Ingredients
Equipment
Method
- Step 1: Whip Up the Mango Salsa: In a medium bowl, combine your beautifully diced mango, finely chopped red bell pepper, minced jalapeño (remember, seeds out for less heat!), finely diced red onion, fresh lime juice, chopped cilantro, and a pinch of salt. Give it a good mix. Once it’s all happy together, cover the bowl and pop it in the fridge. This allows the flavors to meld and chill, which is perfect for a warm taco.
- Step 2: Blend the Creamy Cilantro Sauce: Grab your blender or food processor. Add the sour cream, fresh cilantro leaves, lime juice, honey, and mild green salsa. Blend it all up until it’s wonderfully smooth and creamy. Taste it and adjust the salt and pepper to your liking. Transfer to a small bowl, cover, and chill alongside your salsa.
- Step 3: Cook the Shrimp: Heat your olive oil in a large skillet over medium-high heat. While that’s warming up, toss your peeled and deveined shrimp with chili powder, smoked paprika, garlic powder, salt, and pepper until every little shrimp is coated in that delicious spice blend. Once your skillet is hot, add the shrimp in a single layer. Sear them for just 2–3 minutes per side. You’ll know they’re done when they turn pink and opaque. Be careful not to overcook them, or they'll get tough! Remove them from the heat immediately.
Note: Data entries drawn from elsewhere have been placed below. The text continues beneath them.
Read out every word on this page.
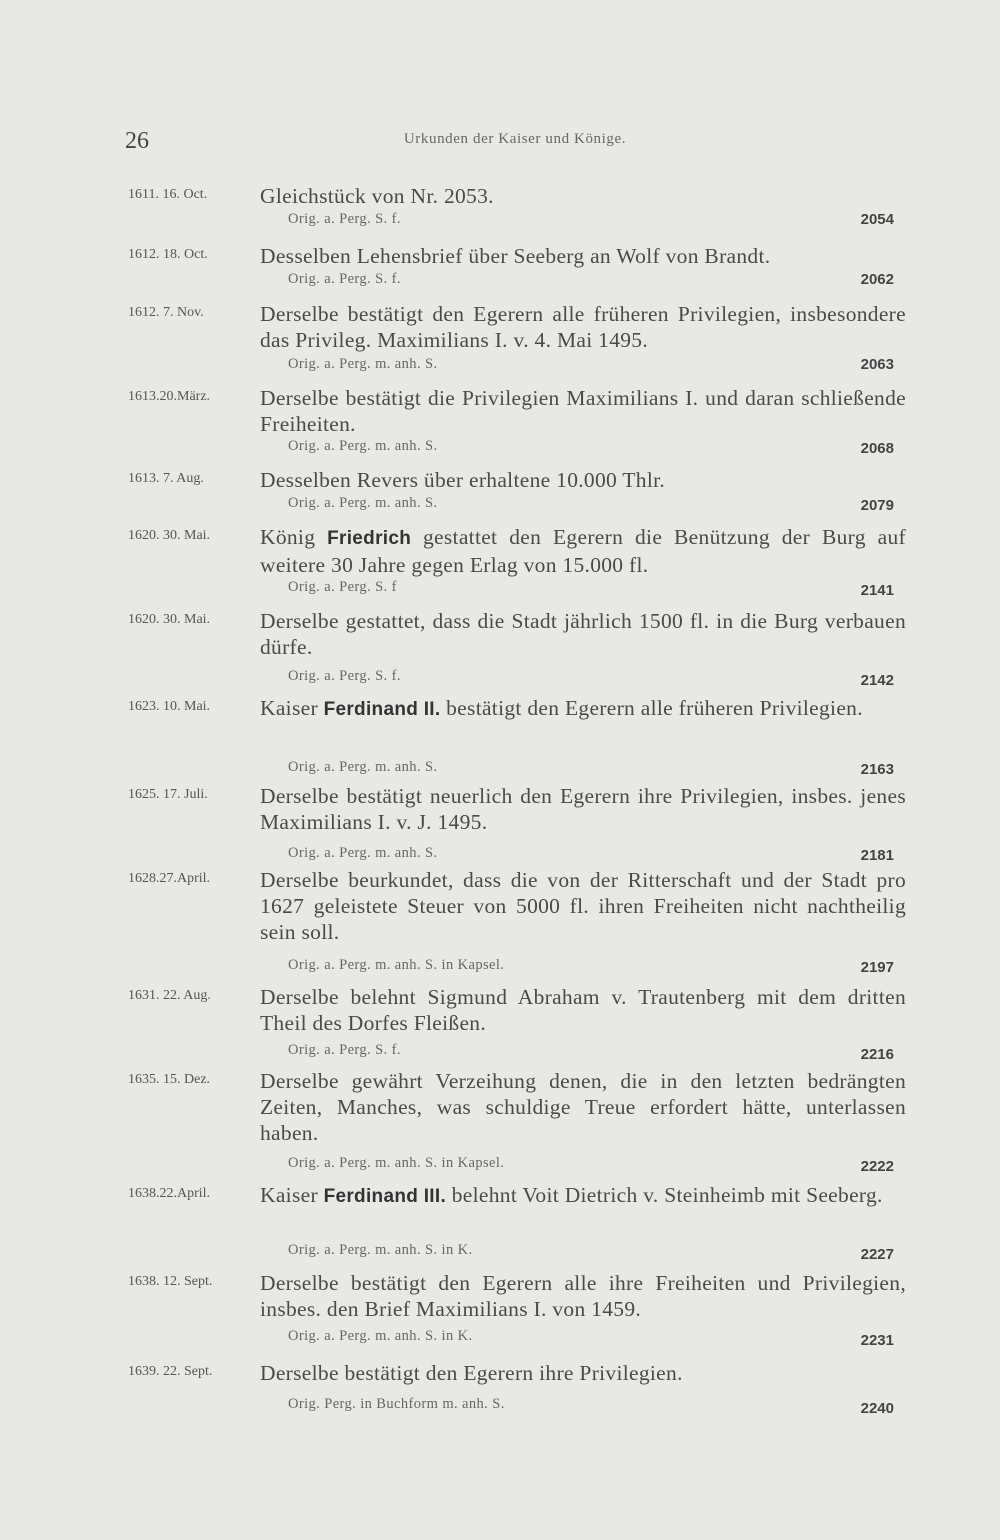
26	Urkunden der Kaiser und Könige.
1611. 16. Oct.	Gleichstück von Nr. 2053.
Orig. a. Perg. S. f.	2054
1612. 18. Oct.	Desselben Lehensbrief über Seeberg an Wolf von Brandt.
Orig. a. Perg. S. f.	2062
1612. 7. Nov.	Derselbe bestätigt den Egerern alle früheren Privilegien, insbesondere das Privileg. Maximilians I. v. 4. Mai 1495.
Orig. a. Perg. m. anh. S.	2063
1613.20.März.	Derselbe bestätigt die Privilegien Maximilians I. und daran schließende Freiheiten.
Orig. a. Perg. m. anh. S.	2068
1613. 7. Aug.	Desselben Revers über erhaltene 10.000 Thlr.
Orig. a. Perg. m. anh. S.	2079
1620. 30. Mai.	König Friedrich gestattet den Egerern die Benützung der Burg auf weitere 30 Jahre gegen Erlag von 15.000 fl.
Orig. a. Perg. S. f	2141
1620. 30. Mai.	Derselbe gestattet, dass die Stadt jährlich 1500 fl. in die Burg verbauen dürfe.
Orig. a. Perg. S. f.	2142
1623. 10. Mai.	Kaiser Ferdinand II. bestätigt den Egerern alle früheren Privilegien.
Orig. a. Perg. m. anh. S.	2163
1625. 17. Juli.	Derselbe bestätigt neuerlich den Egerern ihre Privilegien, insbes. jenes Maximilians I. v. J. 1495.
Orig. a. Perg. m. anh. S.	2181
1628.27.April.	Derselbe beurkundet, dass die von der Ritterschaft und der Stadt pro 1627 geleistete Steuer von 5000 fl. ihren Freiheiten nicht nachtheilig sein soll.
Orig. a. Perg. m. anh. S. in Kapsel.	2197
1631. 22. Aug.	Derselbe belehnt Sigmund Abraham v. Trautenberg mit dem dritten Theil des Dorfes Fleißen.
Orig. a. Perg. S. f.	2216
1635. 15. Dez.	Derselbe gewährt Verzeihung denen, die in den letzten bedrängten Zeiten, Manches, was schuldige Treue erfordert hätte, unterlassen haben.
Orig. a. Perg. m. anh. S. in Kapsel.	2222
1638.22.April.	Kaiser Ferdinand III. belehnt Voit Dietrich v. Steinheimb mit Seeberg.
Orig. a. Perg. m. anh. S. in K.	2227
1638. 12. Sept.	Derselbe bestätigt den Egerern alle ihre Freiheiten und Privilegien, insbes. den Brief Maximilians I. von 1459.
Orig. a. Perg. m. anh. S. in K.	2231
1639. 22. Sept.	Derselbe bestätigt den Egerern ihre Privilegien.
Orig. Perg. in Buchform m. anh. S.	2240
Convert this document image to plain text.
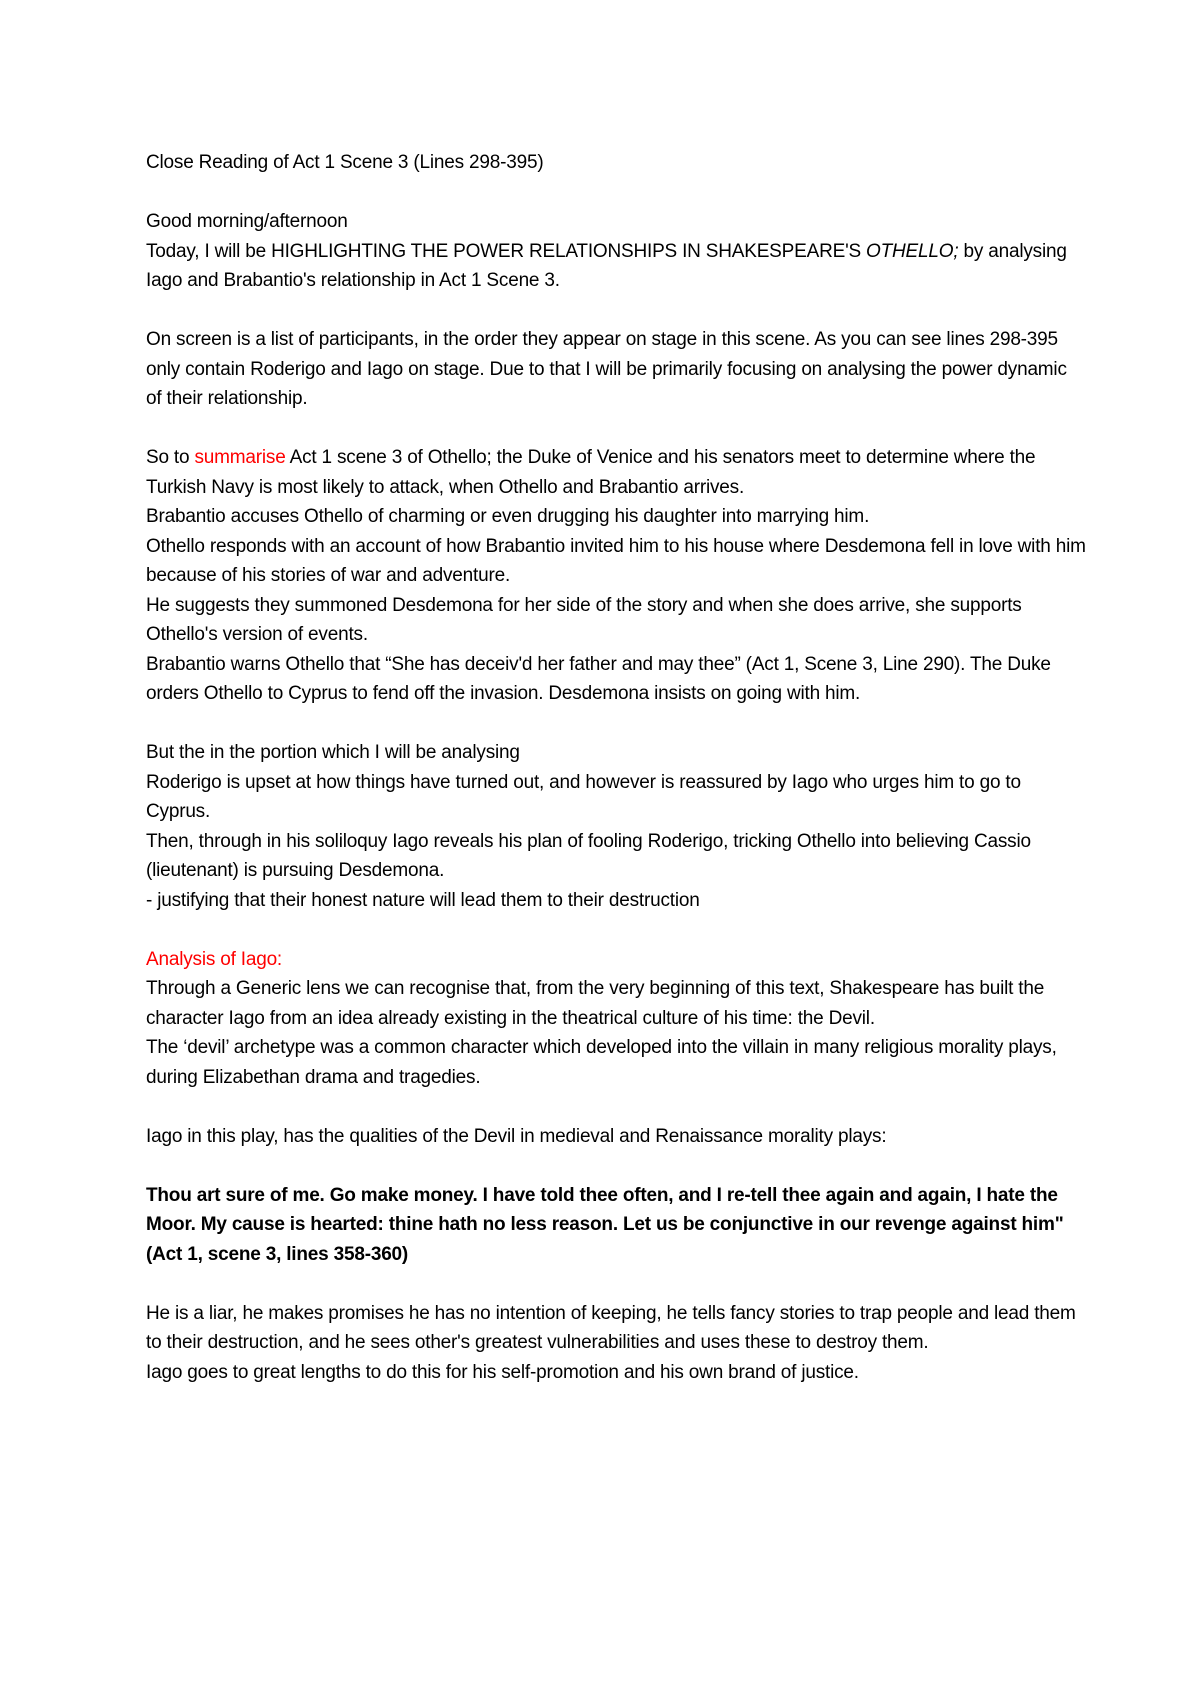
Close Reading of Act 1 Scene 3 (Lines 298-395)

Good morning/afternoon

Today, I will be HIGHLIGHTING THE POWER RELATIONSHIPS IN SHAKESPEARE'S OTHELLO; by analysing Iago and Brabantio's relationship in Act 1 Scene 3.

On screen is a list of participants, in the order they appear on stage in this scene. As you can see lines 298-395 only contain Roderigo and Iago on stage. Due to that I will be primarily focusing on analysing the power dynamic of their relationship.

So to summarise Act 1 scene 3 of Othello; the Duke of Venice and his senators meet to determine where the Turkish Navy is most likely to attack, when Othello and Brabantio arrives.

Brabantio accuses Othello of charming or even drugging his daughter into marrying him.

Othello responds with an account of how Brabantio invited him to his house where Desdemona fell in love with him because of his stories of war and adventure.

He suggests they summoned Desdemona for her side of the story and when she does arrive, she supports Othello's version of events.

Brabantio warns Othello that “She has deceiv'd her father and may thee” (Act 1, Scene 3, Line 290). The Duke orders Othello to Cyprus to fend off the invasion. Desdemona insists on going with him.

But the in the portion which I will be analysing

Roderigo is upset at how things have turned out, and however is reassured by Iago who urges him to go to Cyprus.

Then, through in his soliloquy Iago reveals his plan of fooling Roderigo, tricking Othello into believing Cassio (lieutenant) is pursuing Desdemona.

- justifying that their honest nature will lead them to their destruction

Analysis of Iago:

Through a Generic lens we can recognise that, from the very beginning of this text, Shakespeare has built the character Iago from an idea already existing in the theatrical culture of his time: the Devil.

The ‘devil’ archetype was a common character which developed into the villain in many religious morality plays, during Elizabethan drama and tragedies.

Iago in this play, has the qualities of the Devil in medieval and Renaissance morality plays:

Thou art sure of me. Go make money. I have told thee often, and I re-tell thee again and again, I hate the Moor. My cause is hearted: thine hath no less reason. Let us be conjunctive in our revenge against him" (Act 1, scene 3, lines 358-360)

He is a liar, he makes promises he has no intention of keeping, he tells fancy stories to trap people and lead them to their destruction, and he sees other's greatest vulnerabilities and uses these to destroy them.

Iago goes to great lengths to do this for his self-promotion and his own brand of justice.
- Step 4: Assemble Your Tacos: Gently warm your corn or flour tortillas in a dry skillet, microwave, or directly over a gas flame for a few seconds until they’re soft and pliable. Lay out your warmed tortillas. Spread a generous dollop of that luscious creamy cilantro sauce down the center of each one. Then, layer on a handful of crispy shredded purple cabbage, followed by your perfectly seared shrimp, and finally, a spoonful (or two!) of the vibrant mango salsa. Don’t forget to drizzle with a little extra creamy cilantro sauce if you like, and serve with fresh lime wedges on the side for an extra burst of zest!
Notes
This recipe is highly adaptable: swap shrimp for grilled chicken or white fish, try pineapple or corn salsa, or add avocado or hot sauce to the creamy cilantro sauce. You can also use crunchy taco shells, lettuce wraps for low-carb, or make it a taco salad. Extra toppings like sliced avocado, crumbled cotija cheese, pickled red onions, or chopped green onions are great additions. When cooking shrimp, avoid overcrowding the skillet and do not overcook, as they can become rubbery. Always taste and adjust seasonings to your preference. Both the mango salsa and creamy cilantro sauce can be made a day in advance and stored in the refrigerator. Warm your tortillas for best results. Store cooked shrimp in an airtight container in the refrigerator for up to 2-3 days. The mango salsa can be stored for up to 2-3 days, and the creamy cilantro sauce for 3-4 days; give the sauce a good stir before serving. It is not recommended to store assembled tacos as tortillas will get soggy.